How did two teens get away with being arrested and charged with a crime 30 times, yet still be free?
That’s the question Anthony Brooks’ family is asking.
Brooks was gunned down Nov. 10 outside a Shell gas station along Campbellton Road.
Now, his aunt Tawanna Brooks must leave a 1 p.m. funeral for Anthony Brooks to attend a 2:30 p.m. court appearance Thursday for Charlie and Isaac McDaniel, the teenage brothers arrested in connection with the shooting.
According to witnesses, Anthony Brooks was at the gas station looking to do an odd job when he confronted the McDaniel brothers about recent carjackings in the neighborhood.
Police released few details at the news conference Monday on what led to the confrontation, only calling it a “verbal disagreement,” but said Anthony Brooks did not have any interaction with the brothers before the day of the shooting.
The teens have a checkered past.
According to Atlanta police, they are members of a gang, were not enrolled in school and have had more than 100 interactions with police.
At a news conference earlier this week, Maj. Todd Coyt said the brothers had been arrested and charged 30 times, something Anthony Brooks’ family can’t grasp.
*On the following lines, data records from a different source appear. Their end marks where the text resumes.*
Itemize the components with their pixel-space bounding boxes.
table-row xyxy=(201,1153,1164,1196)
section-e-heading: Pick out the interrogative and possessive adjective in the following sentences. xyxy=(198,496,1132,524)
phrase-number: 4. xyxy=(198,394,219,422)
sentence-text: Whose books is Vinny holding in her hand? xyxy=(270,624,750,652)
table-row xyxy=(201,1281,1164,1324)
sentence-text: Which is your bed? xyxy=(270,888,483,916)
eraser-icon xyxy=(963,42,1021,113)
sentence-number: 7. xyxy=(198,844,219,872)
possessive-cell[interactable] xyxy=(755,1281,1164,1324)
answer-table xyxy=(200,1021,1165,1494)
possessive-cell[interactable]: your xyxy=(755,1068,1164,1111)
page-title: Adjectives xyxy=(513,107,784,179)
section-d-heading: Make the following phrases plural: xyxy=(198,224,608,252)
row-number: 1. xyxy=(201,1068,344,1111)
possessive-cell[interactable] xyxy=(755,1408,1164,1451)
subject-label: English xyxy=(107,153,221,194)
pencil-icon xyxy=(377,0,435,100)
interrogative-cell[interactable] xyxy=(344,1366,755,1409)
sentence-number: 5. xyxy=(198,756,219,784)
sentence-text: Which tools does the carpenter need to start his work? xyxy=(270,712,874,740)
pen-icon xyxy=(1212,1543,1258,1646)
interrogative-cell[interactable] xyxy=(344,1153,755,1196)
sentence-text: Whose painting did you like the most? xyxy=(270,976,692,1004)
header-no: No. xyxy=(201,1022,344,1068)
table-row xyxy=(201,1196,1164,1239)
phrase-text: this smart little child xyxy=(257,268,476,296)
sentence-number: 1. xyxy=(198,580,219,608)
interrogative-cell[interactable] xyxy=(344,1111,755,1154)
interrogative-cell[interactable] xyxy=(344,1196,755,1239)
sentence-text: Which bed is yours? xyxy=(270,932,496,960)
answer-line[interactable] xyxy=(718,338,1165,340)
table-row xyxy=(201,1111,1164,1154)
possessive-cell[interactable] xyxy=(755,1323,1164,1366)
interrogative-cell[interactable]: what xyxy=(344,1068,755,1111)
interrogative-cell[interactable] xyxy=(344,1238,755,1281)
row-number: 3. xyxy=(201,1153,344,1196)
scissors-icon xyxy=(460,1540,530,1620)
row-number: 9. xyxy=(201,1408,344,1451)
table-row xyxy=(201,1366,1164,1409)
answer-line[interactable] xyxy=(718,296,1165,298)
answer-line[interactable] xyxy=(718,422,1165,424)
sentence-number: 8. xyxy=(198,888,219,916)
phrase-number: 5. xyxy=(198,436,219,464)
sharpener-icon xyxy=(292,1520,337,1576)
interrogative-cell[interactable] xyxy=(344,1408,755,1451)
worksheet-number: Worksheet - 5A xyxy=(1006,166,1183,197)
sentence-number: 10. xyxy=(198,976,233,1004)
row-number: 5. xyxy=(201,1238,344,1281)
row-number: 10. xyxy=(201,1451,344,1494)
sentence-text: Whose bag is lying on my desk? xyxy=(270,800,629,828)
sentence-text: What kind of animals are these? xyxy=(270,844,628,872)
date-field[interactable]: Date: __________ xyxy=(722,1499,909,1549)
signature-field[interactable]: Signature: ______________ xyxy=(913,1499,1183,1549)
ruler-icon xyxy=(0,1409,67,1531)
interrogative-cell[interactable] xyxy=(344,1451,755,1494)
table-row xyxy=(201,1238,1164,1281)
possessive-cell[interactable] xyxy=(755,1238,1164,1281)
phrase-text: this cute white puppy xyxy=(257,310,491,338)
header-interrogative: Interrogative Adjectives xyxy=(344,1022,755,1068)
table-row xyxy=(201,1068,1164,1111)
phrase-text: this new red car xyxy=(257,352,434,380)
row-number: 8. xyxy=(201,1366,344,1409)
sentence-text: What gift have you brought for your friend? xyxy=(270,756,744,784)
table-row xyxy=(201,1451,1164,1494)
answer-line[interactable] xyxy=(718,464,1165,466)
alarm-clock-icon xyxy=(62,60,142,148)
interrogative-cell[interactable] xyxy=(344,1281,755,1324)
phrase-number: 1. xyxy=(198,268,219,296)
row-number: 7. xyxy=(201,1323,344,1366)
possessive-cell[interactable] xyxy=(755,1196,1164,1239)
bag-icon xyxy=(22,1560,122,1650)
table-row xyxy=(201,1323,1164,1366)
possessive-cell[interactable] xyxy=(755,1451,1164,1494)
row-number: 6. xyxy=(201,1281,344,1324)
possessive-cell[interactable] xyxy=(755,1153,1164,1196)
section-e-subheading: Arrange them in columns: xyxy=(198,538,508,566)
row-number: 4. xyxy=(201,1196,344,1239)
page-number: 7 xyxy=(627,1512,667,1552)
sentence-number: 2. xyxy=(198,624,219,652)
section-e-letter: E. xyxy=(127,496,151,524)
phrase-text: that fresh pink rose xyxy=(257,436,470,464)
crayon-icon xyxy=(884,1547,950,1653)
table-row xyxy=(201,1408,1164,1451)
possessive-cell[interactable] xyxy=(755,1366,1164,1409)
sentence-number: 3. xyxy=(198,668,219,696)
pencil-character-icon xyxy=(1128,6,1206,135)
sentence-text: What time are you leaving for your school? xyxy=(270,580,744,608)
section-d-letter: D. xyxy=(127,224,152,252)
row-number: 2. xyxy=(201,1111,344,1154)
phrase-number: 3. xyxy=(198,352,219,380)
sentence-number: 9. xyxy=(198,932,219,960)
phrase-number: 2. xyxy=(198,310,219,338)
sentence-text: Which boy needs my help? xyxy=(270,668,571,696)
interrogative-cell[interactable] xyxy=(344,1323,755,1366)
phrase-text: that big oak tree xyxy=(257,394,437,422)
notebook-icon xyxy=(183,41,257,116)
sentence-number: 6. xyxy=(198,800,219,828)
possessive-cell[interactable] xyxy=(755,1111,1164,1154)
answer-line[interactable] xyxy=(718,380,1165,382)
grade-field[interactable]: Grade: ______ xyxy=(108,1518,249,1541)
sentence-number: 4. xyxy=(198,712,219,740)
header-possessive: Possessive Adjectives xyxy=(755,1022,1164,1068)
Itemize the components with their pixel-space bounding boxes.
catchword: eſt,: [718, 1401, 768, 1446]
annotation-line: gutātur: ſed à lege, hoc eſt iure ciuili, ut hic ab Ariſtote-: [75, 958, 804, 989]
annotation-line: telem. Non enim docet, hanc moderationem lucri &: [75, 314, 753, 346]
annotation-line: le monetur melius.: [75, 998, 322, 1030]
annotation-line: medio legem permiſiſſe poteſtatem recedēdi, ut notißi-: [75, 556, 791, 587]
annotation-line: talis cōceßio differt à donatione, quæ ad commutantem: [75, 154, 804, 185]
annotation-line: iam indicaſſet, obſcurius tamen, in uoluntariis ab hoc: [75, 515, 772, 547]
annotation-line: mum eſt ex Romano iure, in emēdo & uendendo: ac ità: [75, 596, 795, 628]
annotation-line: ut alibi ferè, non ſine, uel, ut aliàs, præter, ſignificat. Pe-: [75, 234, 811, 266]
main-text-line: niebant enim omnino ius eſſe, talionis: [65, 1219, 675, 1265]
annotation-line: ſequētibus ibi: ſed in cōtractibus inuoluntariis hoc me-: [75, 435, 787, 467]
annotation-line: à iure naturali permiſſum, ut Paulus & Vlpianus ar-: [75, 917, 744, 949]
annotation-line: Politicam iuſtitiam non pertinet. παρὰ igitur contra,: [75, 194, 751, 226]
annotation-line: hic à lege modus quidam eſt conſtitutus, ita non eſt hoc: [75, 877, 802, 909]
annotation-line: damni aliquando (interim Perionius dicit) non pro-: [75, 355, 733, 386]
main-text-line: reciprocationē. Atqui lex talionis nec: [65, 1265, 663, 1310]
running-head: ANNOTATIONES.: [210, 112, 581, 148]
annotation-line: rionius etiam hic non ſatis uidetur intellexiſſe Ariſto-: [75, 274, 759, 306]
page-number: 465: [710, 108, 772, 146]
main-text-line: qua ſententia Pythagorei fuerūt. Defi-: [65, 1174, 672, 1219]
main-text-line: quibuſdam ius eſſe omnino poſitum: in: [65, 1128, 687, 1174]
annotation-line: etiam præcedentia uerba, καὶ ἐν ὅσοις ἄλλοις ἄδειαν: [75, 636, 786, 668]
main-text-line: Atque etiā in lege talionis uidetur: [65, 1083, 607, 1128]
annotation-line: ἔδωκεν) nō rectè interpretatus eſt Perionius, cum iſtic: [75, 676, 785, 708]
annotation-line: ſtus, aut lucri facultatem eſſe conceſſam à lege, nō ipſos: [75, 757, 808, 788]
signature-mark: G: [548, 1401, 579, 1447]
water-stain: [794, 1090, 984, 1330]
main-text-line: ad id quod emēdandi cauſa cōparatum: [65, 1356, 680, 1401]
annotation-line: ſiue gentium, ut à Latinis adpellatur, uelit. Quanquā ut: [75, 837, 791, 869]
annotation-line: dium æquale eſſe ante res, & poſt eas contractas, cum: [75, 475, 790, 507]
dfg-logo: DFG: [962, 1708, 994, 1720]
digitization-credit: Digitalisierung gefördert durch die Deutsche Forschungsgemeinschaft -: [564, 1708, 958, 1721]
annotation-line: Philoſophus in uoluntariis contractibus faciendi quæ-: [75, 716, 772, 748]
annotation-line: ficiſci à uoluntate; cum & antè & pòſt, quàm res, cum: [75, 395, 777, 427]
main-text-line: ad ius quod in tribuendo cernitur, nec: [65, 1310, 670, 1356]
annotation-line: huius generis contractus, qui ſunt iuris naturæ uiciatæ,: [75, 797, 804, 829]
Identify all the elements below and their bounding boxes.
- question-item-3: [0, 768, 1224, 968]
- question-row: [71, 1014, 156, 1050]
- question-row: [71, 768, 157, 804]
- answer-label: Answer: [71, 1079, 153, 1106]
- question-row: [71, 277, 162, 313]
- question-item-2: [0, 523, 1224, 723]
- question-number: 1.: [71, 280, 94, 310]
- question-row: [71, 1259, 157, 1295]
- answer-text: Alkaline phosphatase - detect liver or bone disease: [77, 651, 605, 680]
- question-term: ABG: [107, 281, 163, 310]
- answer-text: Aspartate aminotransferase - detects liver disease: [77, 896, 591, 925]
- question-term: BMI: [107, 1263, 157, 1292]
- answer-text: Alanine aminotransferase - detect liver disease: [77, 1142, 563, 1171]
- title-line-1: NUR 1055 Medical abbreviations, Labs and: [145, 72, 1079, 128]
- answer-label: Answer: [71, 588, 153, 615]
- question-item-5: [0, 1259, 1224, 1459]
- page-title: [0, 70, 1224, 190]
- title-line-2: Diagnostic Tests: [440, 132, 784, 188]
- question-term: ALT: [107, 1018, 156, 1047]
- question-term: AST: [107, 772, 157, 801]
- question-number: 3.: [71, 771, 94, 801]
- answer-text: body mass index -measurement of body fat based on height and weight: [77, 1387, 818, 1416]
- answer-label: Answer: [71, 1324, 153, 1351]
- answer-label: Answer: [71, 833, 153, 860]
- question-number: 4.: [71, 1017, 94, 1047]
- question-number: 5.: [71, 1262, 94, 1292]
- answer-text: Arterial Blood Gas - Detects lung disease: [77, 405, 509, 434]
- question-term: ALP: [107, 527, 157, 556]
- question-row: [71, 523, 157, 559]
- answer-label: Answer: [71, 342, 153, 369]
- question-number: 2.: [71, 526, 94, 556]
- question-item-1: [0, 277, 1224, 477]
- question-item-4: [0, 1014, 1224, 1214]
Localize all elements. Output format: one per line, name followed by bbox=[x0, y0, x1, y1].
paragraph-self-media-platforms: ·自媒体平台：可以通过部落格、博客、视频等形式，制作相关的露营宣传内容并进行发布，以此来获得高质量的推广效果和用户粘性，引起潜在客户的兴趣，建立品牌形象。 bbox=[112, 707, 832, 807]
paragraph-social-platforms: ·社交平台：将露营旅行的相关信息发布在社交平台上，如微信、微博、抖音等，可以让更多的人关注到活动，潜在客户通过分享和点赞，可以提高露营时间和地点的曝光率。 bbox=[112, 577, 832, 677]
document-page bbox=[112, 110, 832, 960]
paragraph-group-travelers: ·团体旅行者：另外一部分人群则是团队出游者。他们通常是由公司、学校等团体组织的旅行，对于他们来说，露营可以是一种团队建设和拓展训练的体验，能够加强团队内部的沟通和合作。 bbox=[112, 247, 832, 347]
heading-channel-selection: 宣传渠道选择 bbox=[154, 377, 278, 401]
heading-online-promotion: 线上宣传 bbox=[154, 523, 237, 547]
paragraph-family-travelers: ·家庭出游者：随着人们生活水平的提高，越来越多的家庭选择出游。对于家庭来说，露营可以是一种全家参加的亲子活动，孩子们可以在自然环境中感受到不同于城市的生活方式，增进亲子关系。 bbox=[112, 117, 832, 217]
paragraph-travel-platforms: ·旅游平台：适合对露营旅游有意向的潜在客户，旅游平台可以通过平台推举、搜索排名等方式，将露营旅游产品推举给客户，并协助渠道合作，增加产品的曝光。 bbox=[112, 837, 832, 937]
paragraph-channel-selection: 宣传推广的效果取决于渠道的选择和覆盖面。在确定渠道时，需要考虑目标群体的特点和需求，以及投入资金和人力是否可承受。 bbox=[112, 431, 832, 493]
“When I heard that I was sickened all over again,” Tawanna Brooks told Channel 2 Action News. “I don’t understand how anybody could have 30 charges, be arrested 30 times, and still be able to walk the streets. I don’t care how old they were.”
The teens’ mother arranged for them to turn themselves into their church, something Tawanna Brooks called “a show.”
“Taking them to church to turn themselves in?” she said. “They should’ve been in church Sunday morning, that Sunday, the previous Sunday, the Sunday before that. They obviously were not.”
Cobb County officials told Channel 2 the teens faced entering auto and gang-related charges earlier this year, but a juvenile judge determined they were incompetent to stand trial.
Age aside, Tawanna Brooks faults the teens, who haven’t formally been charged with murder, with her nephew’s death.
“I am not holding the parents responsible,” she said. “I am not holding the judicial system responsible. Nobody put those guns in those boys’ hands and told them to shoot my nephew. They’re 100 percent responsible for what they did.”